SOLOPOS.COM - Petani ikan Keramba Jaring Apung (KJA) di Waduk Kedung Ombo, Dukuh Bulu Serang, Desa Wonoharjo, Kecamatan Kemusu, Kabupaten Boyolali saat memindahkan ikan yang mengalami kematian massal, Minggu (1/1/2023). Kematian massal tersebut dimulai sejak Sabtu (31/12/2022) pagi. (Solopos/Ni’matul Faizah).

Solopos.com, BOYOLALIKematian ikan di Waduk Kedung Ombo (WKO), Desa Wonoharjo, Kecamatan Kemusu, terus bertambah.

Berdasarkan data dari Dinas Peternakan dan Perikanan (Disnakkan) Boyolali per Senin (2/1/2023) pagi, kematian ikan mencapai Rp2,7 miliar..

Promosi Pegadaian Resmikan Masjid Al Hikmah Pekanbaru Wujud Kepedulian Tempat Ibadah

Kepala Disnakkan Boyolali, Lusia Dyah Suciati, melalui Kepala Bidang (Kabid) Perikanan, Nurul Nugroho, menyatakan data tersebut per jam 08.00 WIB.

“Jumlah kematian ikan 100 ton dengan total kerugian Rp2,7 miliar. Untuk yang terdampak 31 orang pembudidaya KJA [Keramba Jaring Apung],” jelasnya saat dihubungi Solopos.com via WhatsApp, Senin.

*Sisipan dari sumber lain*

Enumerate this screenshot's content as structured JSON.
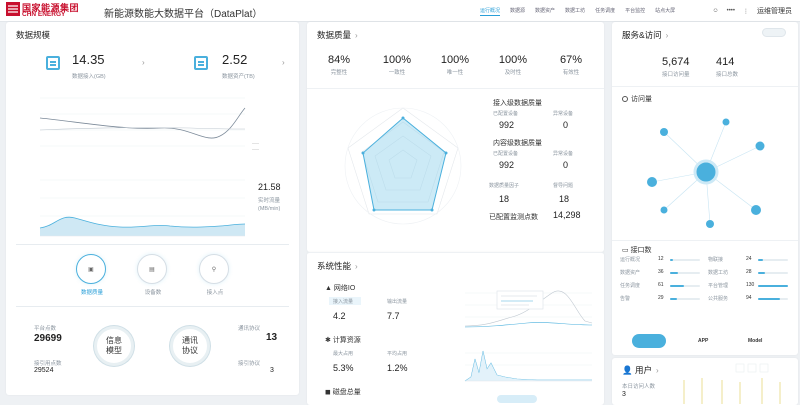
{
  "app": {
    "logo_cn": "国家能源集团",
    "logo_en": "CHN ENERGY",
    "title": "新能源数能大数据平台（DataPlat）"
  },
  "nav": [
    "运行概况",
    "数据源",
    "数据资产",
    "数据工坊",
    "任务调度",
    "平台监控",
    "站点大屏"
  ],
  "user": {
    "name": "••••",
    "admin_label": "运维管理员"
  },
  "colors": {
    "accent": "#4ab0dd",
    "brand": "#c8102e"
  },
  "scale": {
    "title": "数据规模",
    "stat1": {
      "value": "14.35",
      "label": "数据接入(GB)"
    },
    "stat2": {
      "value": "2.52",
      "label": "数据资产(TB)"
    },
    "rate": {
      "value": "21.58",
      "label1": "实时流量",
      "label2": "(MB/min)"
    },
    "buttons": [
      "数据质量",
      "设备数",
      "接入点"
    ],
    "left_block": {
      "label1": "平台点数",
      "value1": "29699",
      "label2": "接引用点数",
      "value2": "29524"
    },
    "circle1": [
      "信息",
      "模型"
    ],
    "circle2": [
      "通讯",
      "协议"
    ],
    "right_block": {
      "label1": "通讯协议",
      "value1": "13",
      "label2": "接引协议",
      "value2": "3"
    }
  },
  "quality": {
    "title": "数据质量",
    "stats": [
      {
        "value": "84%",
        "label": "完整性"
      },
      {
        "value": "100%",
        "label": "一致性"
      },
      {
        "value": "100%",
        "label": "唯一性"
      },
      {
        "value": "100%",
        "label": "及时性"
      },
      {
        "value": "67%",
        "label": "有效性"
      }
    ],
    "access": {
      "title": "接入级数据质量",
      "l1": "已配置设备",
      "l2": "异常设备",
      "v1": "992",
      "v2": "0"
    },
    "content": {
      "title": "内容级数据质量",
      "l1": "已配置设备",
      "l2": "异常设备",
      "v1": "992",
      "v2": "0"
    },
    "rules": {
      "l1": "数据质量因子",
      "l2": "督导问题",
      "v1": "18",
      "v2": "18",
      "points_label": "已配置监测点数",
      "points_value": "14,298"
    }
  },
  "perf": {
    "title": "系统性能",
    "io": {
      "title": "网络IO",
      "l1": "接入流量",
      "l2": "输出流量",
      "v1": "4.2",
      "v2": "7.7"
    },
    "compute": {
      "title": "计算资源",
      "l1": "最大占用",
      "l2": "平均占用",
      "v1": "5.3%",
      "v2": "1.2%"
    },
    "disk": {
      "title": "磁盘总量"
    }
  },
  "service": {
    "title": "服务&访问",
    "stat1": {
      "value": "5,674",
      "label": "接口访问量"
    },
    "stat2": {
      "value": "414",
      "label": "接口总数"
    },
    "visits_title": "访问量",
    "api_title": "接口数",
    "api_rows": [
      {
        "name": "运行概况",
        "value": "12",
        "frac": 0.09
      },
      {
        "name": "数据资产",
        "value": "36",
        "frac": 0.28
      },
      {
        "name": "任务调度",
        "value": "61",
        "frac": 0.47
      },
      {
        "name": "告警",
        "value": "29",
        "frac": 0.22
      },
      {
        "name": "物联接",
        "value": "24",
        "frac": 0.18
      },
      {
        "name": "数据工坊",
        "value": "28",
        "frac": 0.22
      },
      {
        "name": "平台管理",
        "value": "130",
        "frac": 1.0
      },
      {
        "name": "公共服务",
        "value": "94",
        "frac": 0.72
      }
    ],
    "tabs": [
      "",
      "APP",
      "Model"
    ]
  },
  "users": {
    "title": "用户",
    "label": "本日访问人数",
    "value": "3"
  }
}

Ia mengatakan data tersebut masih akan terus berjalan karena kerugian petani masih dihitung. Ia mengatakan sempat mendapat data 288 ton ikan mati, akan tetapi harus diverifikasi.

Nugroho juga menyatakan Disnakkan Boyolali akan berkoordinasi dan laporan ke Sekda Boyolali, Masruri, terkait kejadian dan bantuan untuk petani di Waduk Kedung Ombo tersebut.

Sebelumnya, ia menyebut kejadian bermulai sejak Sabtu (31/12/2022) pagi sekitar pukul 07.00 WIB. Nugroho mengungkapkan penyebabnya kematian massal karena cuaca sepekan tanpa sinar matahari sehingga kondisi air dingin dan terjadi upwelling sekaligus drop oksigen (DO).

“Untuk upaya yang dilakukan ada pemindahan keramba dari titik yang aman upwelling dan dipompa pakai diesel air untuk menaikkan DO,” ujarnya.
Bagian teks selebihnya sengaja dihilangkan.